Formulation trials with Ibuprofen DC100 for direct compression
Before getting into the formulation trials with Ibuprofen, let’s have a look on the global importance of Ibuprofen. Indeed, Ibuprofen is a popular drug for treating for treating fever, pain or inflammation. In numbers the global Ibuprofen market is about USD573 million  with a steady rise and a CAGR of 4.8% . Generally, the drug uptake might be realized intravenously or orally. Keeping the oral uptake in focus, formulations of marketed products describe dosage forms, such as tablets, capsules, sachets or stick packs. By a matter of fact, most formulations are processed through compaction and compression of the drug in the solid dosage form. This is actually where Ibuprofen shows the main issue. Compression of Ibuprofen demands sophisticated treatment of the drug to achieve compressibility. Hence, long compression cycles are critical as the drug tends to stick after a while due to the low melting point and especially with using low compression forces leads into problems.
A simple attempt …
So, a simple attempt might obviously solve this issue. By granulating Ibuprofen, the drug is transferred into a novel physical form. Consequently, IPC Process-Center GmbH & Co. KG (Dresden/Germany) developed a granulation process on patented technology which allows granulation without further excipients. Thus, the chemical properties of Ibuprofen are not only unchanged – the new granule Ibuprofen DC100 can even be used to substitute conventional Ibuprofen in respective formulations while keeping the registered composition in the outer phase. Furthermore, granules are by nature better applicable for coating and layering processes with further excipients. Resultingly, this allows simplified taste-masking and targeted drug release profiles. A deeper insight into higher efficiency of production processed can be found in further application notes.
Ibuprofen shows stickiness behavior which stresses the compression process in tableting. Take the granulated Ibuprofen DC100 and get rid of that. It will also simplify further coating and layering.
Formulation trials with Ibuprofen
Let’s now compare tablet formulations of Ibuprofen and the granulated form of the drug, illustrated by Ibuprofen DC100. Thereby, a focus will be set on the compression runs, which turned out to be an issue of the conventional drug.
First, formulation 1 is an Ibuprofen common formulation including Microcrystalline Cellulose (MCC), Silica (SiO2), Magnesium Stearate (Mg Stearate) and a disintegrant. The composition can be found in table 1. Second, formulation 2 is based on the granulated form of the drug Ibuprofen DC100, employing MCC, SiO2, Mg Stearate and a disintegrant. As a result, both formulations will result in a tablet of about 250 mg in weight.

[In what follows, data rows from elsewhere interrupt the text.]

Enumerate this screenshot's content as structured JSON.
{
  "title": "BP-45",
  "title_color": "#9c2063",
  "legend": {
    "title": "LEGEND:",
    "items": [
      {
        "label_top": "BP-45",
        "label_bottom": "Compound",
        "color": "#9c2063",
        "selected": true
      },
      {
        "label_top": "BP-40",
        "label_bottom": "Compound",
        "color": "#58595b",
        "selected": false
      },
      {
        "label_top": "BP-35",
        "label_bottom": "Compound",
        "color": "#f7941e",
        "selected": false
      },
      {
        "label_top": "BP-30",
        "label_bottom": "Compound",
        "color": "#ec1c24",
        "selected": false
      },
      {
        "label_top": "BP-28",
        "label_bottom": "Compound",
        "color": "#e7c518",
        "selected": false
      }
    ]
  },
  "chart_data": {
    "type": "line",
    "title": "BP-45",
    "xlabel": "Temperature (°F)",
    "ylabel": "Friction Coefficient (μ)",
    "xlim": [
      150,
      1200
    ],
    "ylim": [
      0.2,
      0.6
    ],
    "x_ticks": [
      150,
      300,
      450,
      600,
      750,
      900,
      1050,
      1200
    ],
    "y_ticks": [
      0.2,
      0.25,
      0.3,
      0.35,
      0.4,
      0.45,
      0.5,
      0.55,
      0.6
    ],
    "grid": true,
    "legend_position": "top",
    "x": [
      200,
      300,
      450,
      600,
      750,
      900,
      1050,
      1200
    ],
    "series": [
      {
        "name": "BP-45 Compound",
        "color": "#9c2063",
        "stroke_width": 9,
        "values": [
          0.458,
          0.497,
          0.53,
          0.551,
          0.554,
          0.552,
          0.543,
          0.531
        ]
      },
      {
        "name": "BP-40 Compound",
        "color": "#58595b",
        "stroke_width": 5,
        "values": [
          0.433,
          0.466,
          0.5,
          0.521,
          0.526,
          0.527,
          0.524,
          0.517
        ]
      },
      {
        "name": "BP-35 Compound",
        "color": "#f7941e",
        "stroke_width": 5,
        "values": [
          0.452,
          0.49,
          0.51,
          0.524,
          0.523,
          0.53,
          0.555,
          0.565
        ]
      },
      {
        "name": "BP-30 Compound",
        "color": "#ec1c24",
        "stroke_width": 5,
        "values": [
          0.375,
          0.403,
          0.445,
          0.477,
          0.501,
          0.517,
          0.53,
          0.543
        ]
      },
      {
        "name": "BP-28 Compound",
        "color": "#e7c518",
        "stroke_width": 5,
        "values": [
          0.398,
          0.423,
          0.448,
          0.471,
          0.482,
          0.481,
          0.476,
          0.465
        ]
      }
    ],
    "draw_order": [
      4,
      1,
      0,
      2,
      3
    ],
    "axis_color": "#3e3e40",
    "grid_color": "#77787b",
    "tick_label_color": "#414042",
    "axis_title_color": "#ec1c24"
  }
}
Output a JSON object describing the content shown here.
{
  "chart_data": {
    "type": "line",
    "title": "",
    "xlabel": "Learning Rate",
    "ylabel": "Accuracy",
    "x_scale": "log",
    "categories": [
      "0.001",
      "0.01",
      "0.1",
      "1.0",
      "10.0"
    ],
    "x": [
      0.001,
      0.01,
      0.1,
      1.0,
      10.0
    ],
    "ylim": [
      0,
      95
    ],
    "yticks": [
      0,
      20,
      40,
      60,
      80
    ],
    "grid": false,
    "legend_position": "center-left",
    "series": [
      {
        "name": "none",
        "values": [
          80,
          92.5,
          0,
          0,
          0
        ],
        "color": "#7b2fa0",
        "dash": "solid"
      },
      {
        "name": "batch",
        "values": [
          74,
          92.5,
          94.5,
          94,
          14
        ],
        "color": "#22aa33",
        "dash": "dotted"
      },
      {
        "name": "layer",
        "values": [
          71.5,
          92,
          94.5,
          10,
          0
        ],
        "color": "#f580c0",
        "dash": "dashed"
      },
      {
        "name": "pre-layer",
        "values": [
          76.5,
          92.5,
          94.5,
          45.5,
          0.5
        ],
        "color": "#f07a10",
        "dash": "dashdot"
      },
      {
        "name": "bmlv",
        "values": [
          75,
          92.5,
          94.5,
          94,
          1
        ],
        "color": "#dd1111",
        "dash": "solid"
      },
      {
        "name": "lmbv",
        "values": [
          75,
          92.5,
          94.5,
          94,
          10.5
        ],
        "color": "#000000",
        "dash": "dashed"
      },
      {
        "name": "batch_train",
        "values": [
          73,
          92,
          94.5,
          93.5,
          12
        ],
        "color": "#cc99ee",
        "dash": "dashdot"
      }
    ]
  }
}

|Ibuprofen common formulation including MCC/SiO2/disintegrant
Table 1: formulation 1 based on conventional Ibuprofen.
Table 2: formulation 2 based on granulated Ibuprofen DC100.
Compression runs were conducted on both formulations. The results on the tablet mass, compression force fluctuation and crushing strength differ whereas formulation 2 clearly shows the better performance. In the same way, formulation 2 exhibits a lower compression force fluctuation and a lower crushing strength compared to formulation 1. In like manner the stickiness to the punch was investigated over a certain time frame. The conventional Ibuprofen in formulation 1 was observed for 5.5 hours and shows an increasing stickiness. After 5.5 hours the process was stopped. However, the granules from Ibuprofen DC100 in formulation 2 do not show any stickiness to the punch even after 10 hours. So, what is the effect of the obviously distinguishable stickiness character of both formulations?
|Tablet mass, S_rel (%)
|0.9 – 1.4
|0.4 – 0.8
|Compression force fluctuation
|Crushing strength, S_rel (%)
|Sticking to punch
|Increasing, process stopped after 5.5 hours
|no (after 10 h)
Table 3: Parameters of the compression runs.
Surface properties of Ibuprofen tablets
Shedding some light on the tablets’ surface, a more pronounced roughness is noted for formulation 1. Due to the absence of stickiness in formulation 2, the latter tablet’s surface seems more homogeneous with a clear and even structure. For instance, figure 1 shows the rough surface of formulation 1 on the left side, and the smooth surface of formulation 2 on the right side. Conversely, the punches carry more material when used for formulations 1 than for formulation 2. Obviously, there is a quality problem which might cause a lower yield of production due to a defective surface structure.
Finally, formulation trials with Ibuprofen DC100 for direct compression had been performed.
Apart from this study, formulations based on conventional Ibuprofen drug still make up most of the marketed products. Not only to point out further formulations options towards new and easier attempts, but also to emphasis the advantages of granulated drugs, the processing characteristics are investigated.
Especially, granulated Ibuprofen DC100 – as a different physical form of that drug – allows easier compression in production cycles. Thus, it avoids main drug issues such as stickiness during compression. Above all it might reduce loss in yield. Therefore, Ibuprofen DC100 might turn out to be the better drug for oral formulations.